The government’s plans for post-transition trade between Great Britain and Northern Ireland came under intense scrutiny in the House of Lords yesterday (28 July), amid fears the administrative burden of the NI Protocol could prove too much for British retailers.
Under the NI protocol – which is part of the UK’s Withdrawal Agreement – British businesses will be required to make customs declarations to send goods to the region.
From January, supermarkets and other food retailers will also have to complete checks on chilled and fresh food.
Tough choices
Aodhán Connolly, director of the Northern Ireland Retail Consortium, told the Daily Update today (29 July) that retailers will be faced with a “very simple economic equation”.
They will have to evaluate if “the new costs are higher than the profit margin” they could make in the region and if they are, doing business in Northern Ireland will become “unviable”.

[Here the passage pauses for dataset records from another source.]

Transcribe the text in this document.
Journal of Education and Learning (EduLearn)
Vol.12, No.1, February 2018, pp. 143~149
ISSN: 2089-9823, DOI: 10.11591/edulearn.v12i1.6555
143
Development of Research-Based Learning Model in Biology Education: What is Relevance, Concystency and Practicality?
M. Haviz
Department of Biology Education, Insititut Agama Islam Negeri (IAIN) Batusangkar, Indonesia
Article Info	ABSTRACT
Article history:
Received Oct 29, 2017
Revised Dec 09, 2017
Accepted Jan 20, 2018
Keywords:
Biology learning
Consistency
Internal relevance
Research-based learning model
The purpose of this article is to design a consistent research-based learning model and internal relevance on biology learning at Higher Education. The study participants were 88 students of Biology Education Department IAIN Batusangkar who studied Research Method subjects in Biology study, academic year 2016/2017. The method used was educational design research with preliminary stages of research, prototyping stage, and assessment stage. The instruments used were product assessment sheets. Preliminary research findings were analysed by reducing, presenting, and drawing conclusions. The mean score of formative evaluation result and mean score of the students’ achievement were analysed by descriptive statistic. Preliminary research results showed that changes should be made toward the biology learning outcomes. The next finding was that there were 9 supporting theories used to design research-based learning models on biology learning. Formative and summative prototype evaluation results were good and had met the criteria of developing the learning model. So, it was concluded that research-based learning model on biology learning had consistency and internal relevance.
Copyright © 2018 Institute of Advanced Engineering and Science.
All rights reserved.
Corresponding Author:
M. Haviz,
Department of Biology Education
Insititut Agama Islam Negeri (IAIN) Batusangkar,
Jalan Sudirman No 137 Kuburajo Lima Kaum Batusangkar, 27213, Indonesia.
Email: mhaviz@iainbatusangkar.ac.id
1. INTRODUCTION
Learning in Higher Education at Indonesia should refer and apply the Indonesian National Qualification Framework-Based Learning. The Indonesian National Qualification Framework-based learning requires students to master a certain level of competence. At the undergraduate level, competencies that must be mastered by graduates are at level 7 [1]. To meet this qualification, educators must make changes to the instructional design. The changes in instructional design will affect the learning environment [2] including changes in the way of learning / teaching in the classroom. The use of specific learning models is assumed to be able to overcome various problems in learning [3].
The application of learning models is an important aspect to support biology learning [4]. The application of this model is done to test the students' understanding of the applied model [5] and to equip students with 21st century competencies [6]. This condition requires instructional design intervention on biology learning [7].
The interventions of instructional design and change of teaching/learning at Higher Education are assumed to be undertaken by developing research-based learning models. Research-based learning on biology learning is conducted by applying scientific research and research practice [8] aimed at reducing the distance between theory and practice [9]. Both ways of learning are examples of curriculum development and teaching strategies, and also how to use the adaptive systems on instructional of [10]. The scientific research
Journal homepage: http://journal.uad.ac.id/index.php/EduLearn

“That’s why we have been asking the UK government to be ambitious and propose mitigations such as a certified and auditable supply chain with a green channel,” he said. “But we also need some generosity of spirit from the EU to allow the exemptions needed for mitigations to happen.”
“Quite simply, Northern Ireland households have half of the discretionary income of GB households and cannot afford the cost rises that come with trade friction,” he added.
Lords grilling
The House of Lords EU committee yesterday (28 July) grilled the Northern Ireland minister, Robin Walker, on the government’s plans for implementing the Northern Ireland Protocol when the UK ceases to trade under EU rules on 31 December 2020.
Former Conservative chancellor Lord Lamont challenged an apparent inconsistency in the Protocol whereby Northern Ireland is promised ‘unfettered access’ to the rest of the UK, but businesses are required to complete exit summary declarations on all goods leaving the region.
Could Tesco leave NI?
Lord Kerr – the architect of the Article 50 clause that allowed the UK to initiate proceedings to leave the EU – said he was “very concerned” that the additional paperwork will see leading supermarkets stop trading in the region.
“Are you talking to the big stores?” he asked. “Are you talking to the Tescos, who have an operation in Northern Ireland but all the extra costs of this, and all the [extra] bureaucracy. [This] may make it to them seem just not worthwhile?”
‘Light touch’
Walker reiterated the government’s hopes for the system of checks on goods moving the Irish sea border to be “light touch”.
However, he said the details of the Protocol had yet to be agreed by a joint UK-EU committee chaired by Michael Gove and the European commission’s vice-president Maroš Šefčovič.
Details of a border operating model for Northern Ireland will be published in the “coming weeks” he said. The paper had been expected on Monday (27 July).